News Brief
ISRO scientist Tapan Misra
A senior scientist at the Indian Space Research Organisation (ISRO) has said he was poisoned over three years ago.
"I was poisoned with deadly Arsenic Trioxide on 23rd May 2017, during promotion interview from Sci/Eng SF to SG in ISRO HQ at Bangalore," Tapan Misra said in a Facebook post titled "Long Kept Secret" on 5 January.
He said he and others at ISRO had heard about suspicious occurrences but didn't know he himself would "be at the receiving end of such mystery".
"The fatal dose... probably mixed with chutney along with Dosai" brought on a two-year "nightmare" for the former director of ISRO's Space Applications Centre.
"I barely could come back from Bangalore and was rushed to Zydus Cadila hospital in Ahmedabad.
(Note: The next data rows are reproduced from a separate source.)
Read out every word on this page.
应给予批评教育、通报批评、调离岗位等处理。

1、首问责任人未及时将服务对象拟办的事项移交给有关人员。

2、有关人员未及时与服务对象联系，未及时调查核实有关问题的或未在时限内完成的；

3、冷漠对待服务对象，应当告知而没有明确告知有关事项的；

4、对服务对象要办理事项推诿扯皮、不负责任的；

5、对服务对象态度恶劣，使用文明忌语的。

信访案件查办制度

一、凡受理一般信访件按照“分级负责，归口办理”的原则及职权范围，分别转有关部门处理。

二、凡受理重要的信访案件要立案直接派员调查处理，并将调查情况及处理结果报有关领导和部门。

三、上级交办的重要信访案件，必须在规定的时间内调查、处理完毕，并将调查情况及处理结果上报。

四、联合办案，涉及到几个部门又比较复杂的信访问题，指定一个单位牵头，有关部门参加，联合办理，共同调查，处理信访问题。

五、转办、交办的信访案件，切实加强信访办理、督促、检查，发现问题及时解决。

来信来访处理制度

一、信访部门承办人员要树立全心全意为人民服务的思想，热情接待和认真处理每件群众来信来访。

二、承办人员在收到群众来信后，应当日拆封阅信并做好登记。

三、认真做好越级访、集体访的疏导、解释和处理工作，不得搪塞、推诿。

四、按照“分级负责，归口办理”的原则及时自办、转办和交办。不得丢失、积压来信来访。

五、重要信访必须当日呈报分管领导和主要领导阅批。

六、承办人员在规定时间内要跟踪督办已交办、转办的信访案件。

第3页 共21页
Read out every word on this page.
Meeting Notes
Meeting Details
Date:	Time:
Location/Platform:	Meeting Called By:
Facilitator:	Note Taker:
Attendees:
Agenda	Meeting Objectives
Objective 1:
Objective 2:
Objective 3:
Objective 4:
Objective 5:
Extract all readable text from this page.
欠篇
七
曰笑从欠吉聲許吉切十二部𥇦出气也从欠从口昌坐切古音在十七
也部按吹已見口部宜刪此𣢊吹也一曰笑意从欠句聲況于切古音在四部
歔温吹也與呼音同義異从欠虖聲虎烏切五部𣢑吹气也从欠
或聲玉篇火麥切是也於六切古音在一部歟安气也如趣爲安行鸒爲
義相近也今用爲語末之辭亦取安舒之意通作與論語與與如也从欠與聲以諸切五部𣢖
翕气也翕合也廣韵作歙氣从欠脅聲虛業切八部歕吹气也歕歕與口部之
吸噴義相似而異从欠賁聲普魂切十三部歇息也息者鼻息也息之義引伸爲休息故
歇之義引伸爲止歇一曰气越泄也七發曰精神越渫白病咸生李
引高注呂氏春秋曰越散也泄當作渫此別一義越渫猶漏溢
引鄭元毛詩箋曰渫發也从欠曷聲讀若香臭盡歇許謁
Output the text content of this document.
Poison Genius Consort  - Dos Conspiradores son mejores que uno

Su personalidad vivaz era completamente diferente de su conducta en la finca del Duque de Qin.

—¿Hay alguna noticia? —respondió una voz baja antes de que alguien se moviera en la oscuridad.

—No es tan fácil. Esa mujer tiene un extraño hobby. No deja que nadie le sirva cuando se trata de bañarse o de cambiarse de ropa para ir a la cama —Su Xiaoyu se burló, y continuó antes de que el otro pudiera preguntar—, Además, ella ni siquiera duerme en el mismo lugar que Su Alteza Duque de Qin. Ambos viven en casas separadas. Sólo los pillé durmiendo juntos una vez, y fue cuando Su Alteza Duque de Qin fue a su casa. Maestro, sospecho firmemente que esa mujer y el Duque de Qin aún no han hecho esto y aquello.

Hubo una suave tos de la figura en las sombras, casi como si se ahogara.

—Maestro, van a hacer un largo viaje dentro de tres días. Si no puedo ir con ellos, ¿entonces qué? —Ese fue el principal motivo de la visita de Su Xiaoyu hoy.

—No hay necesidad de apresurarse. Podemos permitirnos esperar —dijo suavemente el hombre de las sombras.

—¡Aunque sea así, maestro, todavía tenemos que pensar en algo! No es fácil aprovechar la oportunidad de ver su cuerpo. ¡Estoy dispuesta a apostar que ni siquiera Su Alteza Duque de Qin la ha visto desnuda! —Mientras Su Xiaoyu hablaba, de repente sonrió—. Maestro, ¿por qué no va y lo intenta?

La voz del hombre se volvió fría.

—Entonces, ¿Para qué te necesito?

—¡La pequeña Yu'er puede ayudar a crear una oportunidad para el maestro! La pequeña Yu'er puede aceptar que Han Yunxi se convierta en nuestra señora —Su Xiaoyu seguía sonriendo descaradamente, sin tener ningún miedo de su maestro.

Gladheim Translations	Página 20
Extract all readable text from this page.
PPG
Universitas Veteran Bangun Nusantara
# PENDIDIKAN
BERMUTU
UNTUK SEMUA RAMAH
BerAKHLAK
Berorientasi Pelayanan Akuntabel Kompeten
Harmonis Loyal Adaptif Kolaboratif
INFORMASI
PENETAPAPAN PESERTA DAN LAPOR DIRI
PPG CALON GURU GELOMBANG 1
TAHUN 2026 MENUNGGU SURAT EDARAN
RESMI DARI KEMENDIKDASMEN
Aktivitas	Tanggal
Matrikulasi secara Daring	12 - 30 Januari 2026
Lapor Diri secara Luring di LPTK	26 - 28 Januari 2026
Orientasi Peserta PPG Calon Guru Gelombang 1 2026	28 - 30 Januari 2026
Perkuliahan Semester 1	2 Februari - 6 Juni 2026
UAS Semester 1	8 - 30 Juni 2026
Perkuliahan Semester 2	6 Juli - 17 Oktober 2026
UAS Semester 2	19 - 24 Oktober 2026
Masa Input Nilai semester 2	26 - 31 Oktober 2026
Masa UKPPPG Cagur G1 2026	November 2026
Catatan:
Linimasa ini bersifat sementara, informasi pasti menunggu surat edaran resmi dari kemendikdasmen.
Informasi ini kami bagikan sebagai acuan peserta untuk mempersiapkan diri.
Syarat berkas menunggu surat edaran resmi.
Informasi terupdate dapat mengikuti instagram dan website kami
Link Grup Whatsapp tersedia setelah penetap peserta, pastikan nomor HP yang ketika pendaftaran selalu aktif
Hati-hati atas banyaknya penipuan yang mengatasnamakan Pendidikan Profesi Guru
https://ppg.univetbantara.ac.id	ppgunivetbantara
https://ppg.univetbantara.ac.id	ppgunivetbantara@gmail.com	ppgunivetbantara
It was followed by severe breathing difficulty, unusual skin eruptions and skin shedding, loss of nails on feet and hands, terrible neurological issues due to hypoxia, skeletal pain, unusual sensations, one suspected heart attack and Arsenic depositions and fungal infections on every inch of skin and internal organs," he said.
Dramatically, a famous forensic specialist is said to have told Misra that "for the first time he (the specialist) was seeing a live specimen of a survivor of assassination attempt with fatal dose of assassination grade molecular As2O3".
Misra claimed that security agency personnel with the Ministry of Home Affairs alerted him about the poisoning on 7 June; the poisoning incident is said to have occurred on 23 May.
Misra says in his post: "The motive appears to be espionage attack, embedded in the Government set up, to remove a scientist with critical contribution of very large military and commercial significance, like expertise in building Synthetic Aperture Radar."
He adds that he would "not rule out... a new modus operandi of adjusting seniority and clear me who was perceived as obstacle."
Misra also claims that on 12 July 2019 he was "poisoned with gaseous poison, probably Hydrogen Cyanide, which hypoxiates leaving no trace..." Additionally, he mentions "mysterious appearances of poisonous snakes" regularly over the last two years.
All the details as claimed by Tapan Misra can be read on his Facebook post.
Tapan Misra served as the director of the Space Applications Centre, a major ISRO research-and-development centre, from 2015 to 2018.
However, his career at the centre began as a digital hardware engineer as early as 1984. He was thereafter involved in the development of microwave remote sensing payloads.
He is a recipient of several prestigious awards and also has a handful of patents and copyrights and more than 25 papers to his credit.